Although Texas was subject to Reconstruction and military occupation, it was not raw force that secured Willis’s place on the Council; he served because he had the support, encouragement, and endorsement of Judge Battle.35 The judge not only enforced the newly amended Constitution but also encouraged those in power to entrust his former slave with a position as a leader in the community. Once master and servant, these two would become colleagues when Shedrick’s City Council appointed Battle as Waco city attorney in 1870.36 Not five years after the war, these two coequals guided the city into a new era.
We live today in times of intense conflict and distrust. Yet, in these two men, do we not have examples of the promise of America — that we be judged by those willing to accept the rule of law, even if it conflicts with personal opinion or subjects them to public censure? That we each have not only an opportunity but also an obligation to participate fully in our democracy regardless of race, prior condition of servitude, physical disability, poverty, a broken home, or any other affliction erected as a barrier to full citizenship?
This is how the Union survived after a bloody conflict.
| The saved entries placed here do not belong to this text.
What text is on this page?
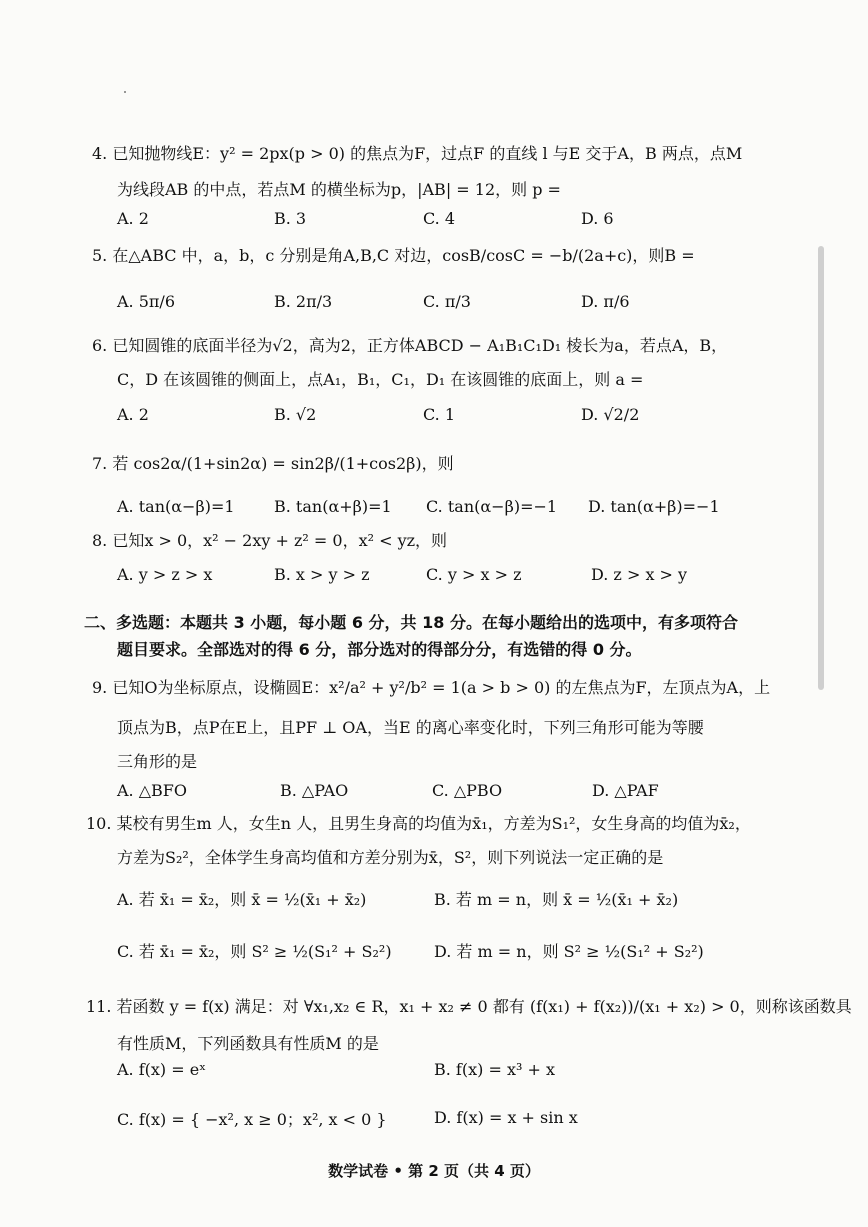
4. 已知抛物线E：y² = 2px(p > 0) 的焦点为F，过点F 的直线 l 与E 交于A，B 两点，点M
为线段AB 的中点，若点M 的横坐标为p，|AB| = 12，则 p =
A. 2	B. 3	C. 4	D. 6
5. 在△ABC 中，a，b，c 分别是角A,B,C 对边，cosB/cosC = −b/(2a+c)，则B =
A. 5π/6	B. 2π/3	C. π/3	D. π/6
6. 已知圆锥的底面半径为√2，高为2，正方体ABCD − A₁B₁C₁D₁ 棱长为a，若点A，B，
C，D 在该圆锥的侧面上，点A₁，B₁，C₁，D₁ 在该圆锥的底面上，则 a =
A. 2	B. √2	C. 1	D. √2/2
7. 若 cos2α/(1+sin2α) = sin2β/(1+cos2β)，则
A. tan(α−β)=1 B. tan(α+β)=1 C. tan(α−β)=−1 D. tan(α+β)=−1
8. 已知x > 0，x² − 2xy + z² = 0，x² < yz，则
A. y > z > x	B. x > y > z	C. y > x > z	D. z > x > y
二、多选题：本题共 3 小题，每小题 6 分，共 18 分。在每小题给出的选项中，有多项符合
题目要求。全部选对的得 6 分，部分选对的得部分分，有选错的得 0 分。
9. 已知O为坐标原点，设椭圆E：x²/a² + y²/b² = 1(a > b > 0) 的左焦点为F，左顶点为A，上
顶点为B，点P在E上，且PF ⊥ OA，当E 的离心率变化时，下列三角形可能为等腰
三角形的是
A. △BFO	B. △PAO	C. △PBO	D. △PAF
10. 某校有男生m 人，女生n 人，且男生身高的均值为x̄₁，方差为S₁²，女生身高的均值为x̄₂，
方差为S₂²，全体学生身高均值和方差分别为x̄，S²，则下列说法一定正确的是
A. 若 x̄₁ = x̄₂，则 x̄ = ½(x̄₁ + x̄₂)	B. 若 m = n，则 x̄ = ½(x̄₁ + x̄₂)
C. 若 x̄₁ = x̄₂，则 S² ≥ ½(S₁² + S₂²)	D. 若 m = n，则 S² ≥ ½(S₁² + S₂²)
11. 若函数 y = f(x) 满足：对 ∀x₁,x₂ ∈ R，x₁ + x₂ ≠ 0 都有 (f(x₁) + f(x₂))/(x₁ + x₂) > 0，则称该函数具
有性质M，下列函数具有性质M 的是
A. f(x) = eˣ	B. f(x) = x³ + x
C. f(x) = { −x², x ≥ 0；x², x < 0 }	D. f(x) = x + sin x
数学试卷 • 第 2 页（共 4 页）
Education helped equalize inequitable starts in life. But it also required courage in our nation’s darkest hours. Judge Battle “accepted the arbitration of the sword” and urged his community to maintain peace in a new society governed by the 13th, 14th, and 15th amendments.37 A person the law once regarded as chattel, Shedrick Willis, had the courage to persevere during slavery and its immediate aftermath, and also dared to govern those who once denied his very humanity. It seems unlikely that Battle or Willis foresaw what their postwar partnership wrought generations hence, but I am proud to pen this piece as not only Willis’s great-great-great-grandson but also as a former chief justice in a long line of public servants like the judge and councilman.
When I presented my argument at the United States Supreme Court on Election Day in 1996, I was not concerned that Senator Bob Dole’s supporters would launch an assault on the nearby Capitol to overturn his loss to Bill Clinton. Today, however, we must all expand the dark shadows of our imagination. It is our duty to guard against future insurrectionist episodes and to preserve our shared values and institutions that, as we have seen, require constant vigilance.
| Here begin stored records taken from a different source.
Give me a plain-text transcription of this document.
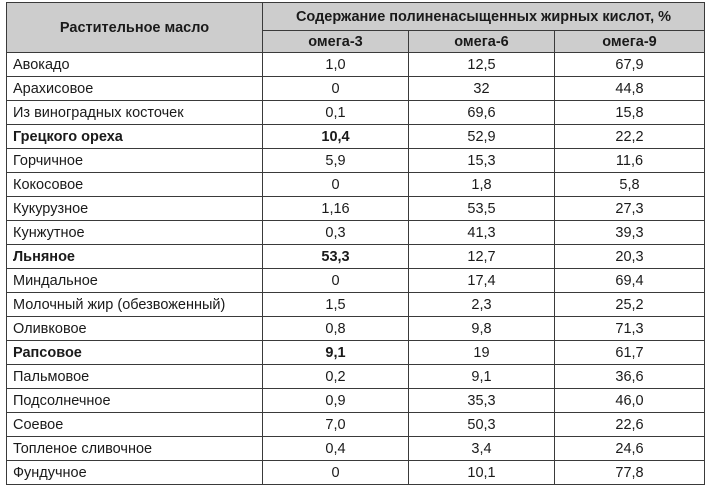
Растительное масло	Содержание полиненасыщенных жирных кислот, %		
	омега-3	омега-6	омега-9
Авокадо	1,0	12,5	67,9
Арахисовое	0	32	44,8
Из виноградных косточек	0,1	69,6	15,8
Грецкого ореха	10,4	52,9	22,2
Горчичное	5,9	15,3	11,6
Кокосовое	0	1,8	5,8
Кукурузное	1,16	53,5	27,3
Кунжутное	0,3	41,3	39,3
Льняное	53,3	12,7	20,3
Миндальное	0	17,4	69,4
Молочный жир (обезвоженный)	1,5	2,3	25,2
Оливковое	0,8	9,8	71,3
Рапсовое	9,1	19	61,7
Пальмовое	0,2	9,1	36,6
Подсолнечное	0,9	35,3	46,0
Соевое	7,0	50,3	22,6
Топленое сливочное	0,4	3,4	24,6
Фундучное	0	10,1	77,8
The Willis and Williamson families adopted these values. They were not wealthy but left a huge inheritance: fortitude, dignity, and, perhaps most importantly, the conviction that our country can survive the most gut-wrenching challenges and emerge stronger for it. We owe them. We owe complicated heroes like Judge Battle. We owe current and future generations examples of courage devoted to the preservation of our union. We must not flinch from our unfinished work.
I won that case before the Supreme Court. Justice Sandra Day O’Connor, the first woman ever to serve on the Court, wrote the opinion. When students at San Antonio’s Wallace B. Jefferson Middle School graduate, their next stop is the Sandra Day O’Connor High School. This is not irony but the product of a nation that embraces the radical proposition that all men and women are created equal.
Wallace B. Jefferson, a partner at Alexander Dubose & Jefferson in Texas, was the first African American justice and chief justice of the Supreme Court of Texas. He led the court’s efforts to fund access to justice programs, helped reform juvenile justice, and inaugurated a statewide electronic filing system.